When using SQLRegistry with cache enabled, and a query is run with allow_cache=True, the registry should refresh the cache (if necessary) and return the results with minimal latency.

Current Behavior

When the cache expires, any method call with allow_cache=True runs indefinitely, and has to be terminated with Ctrl+C. The stacktrace shows that it always gets stuck on this line:

File ~/mambaforge/envs/nudgerank/lib/python3.12/site-packages/feast/infra/registry/caching_registry.py:433, in CachingRegistry._refresh_cached_registry_if_necessary(self)
    431 def _refresh_cached_registry_if_necessary(self):
    432     if self.cache_mode == "sync":
--> 433         with self._refresh_lock:
    434             if self.cached_registry_proto == RegistryProto():
    435                 # Avoids the need to refresh the registry when cache is not populated yet
    436                 # Specially during the __init__ phase
    437                 # proto() will populate the cache with project metadata if no objects are registered
    438                 expired = False

This also happens when calling refresh(), which means that the registry can never be refreshed, and the cache is not usable at all.
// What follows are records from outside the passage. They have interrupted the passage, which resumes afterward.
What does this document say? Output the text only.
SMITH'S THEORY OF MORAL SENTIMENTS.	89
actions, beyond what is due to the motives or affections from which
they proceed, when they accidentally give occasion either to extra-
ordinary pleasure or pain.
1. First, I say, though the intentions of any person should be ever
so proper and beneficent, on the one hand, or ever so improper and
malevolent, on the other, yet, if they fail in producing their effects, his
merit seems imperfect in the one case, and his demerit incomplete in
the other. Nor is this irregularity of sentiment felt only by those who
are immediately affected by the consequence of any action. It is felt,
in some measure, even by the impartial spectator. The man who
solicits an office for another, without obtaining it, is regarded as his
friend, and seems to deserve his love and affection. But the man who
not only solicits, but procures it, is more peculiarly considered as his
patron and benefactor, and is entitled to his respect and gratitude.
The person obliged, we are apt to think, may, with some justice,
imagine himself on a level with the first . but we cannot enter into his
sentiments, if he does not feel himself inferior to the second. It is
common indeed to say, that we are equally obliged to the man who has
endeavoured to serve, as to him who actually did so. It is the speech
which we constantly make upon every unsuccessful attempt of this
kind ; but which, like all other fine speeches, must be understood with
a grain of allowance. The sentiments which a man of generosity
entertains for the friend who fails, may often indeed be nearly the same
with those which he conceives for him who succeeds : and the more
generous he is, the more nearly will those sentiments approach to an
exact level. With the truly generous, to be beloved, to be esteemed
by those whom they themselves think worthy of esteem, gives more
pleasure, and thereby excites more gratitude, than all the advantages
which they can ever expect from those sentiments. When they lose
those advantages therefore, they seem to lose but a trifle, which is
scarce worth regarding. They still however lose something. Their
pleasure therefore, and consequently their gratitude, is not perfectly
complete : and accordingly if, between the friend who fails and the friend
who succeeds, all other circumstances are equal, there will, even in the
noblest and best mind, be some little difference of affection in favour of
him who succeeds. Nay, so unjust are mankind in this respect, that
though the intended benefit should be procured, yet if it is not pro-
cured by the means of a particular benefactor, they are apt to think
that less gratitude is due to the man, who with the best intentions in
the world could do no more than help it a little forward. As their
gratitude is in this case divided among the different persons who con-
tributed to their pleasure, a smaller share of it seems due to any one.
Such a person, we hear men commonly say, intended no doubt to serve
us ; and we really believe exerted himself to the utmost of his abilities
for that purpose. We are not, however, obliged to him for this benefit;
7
Only allow_cache=False works, which adds latency to every query.

Steps to reproduce

Set up an SQLRegistry and enable caching. Then, run refresh() or any other method with allow_cache=True.

import time

from feast import Entity, FeatureStore, RepoConfig

# Set up Feature Store with SQLRegistry

repo_config = RepoConfig(
    project="my_project",
    registry={
        "registry_type": "sql",
        "path": "<db_url>",
        # Set short TTL for testing.
        "cache_ttl_seconds": 5,
    },
    ...
)
feature_store = FeatureStore(config=repo_config)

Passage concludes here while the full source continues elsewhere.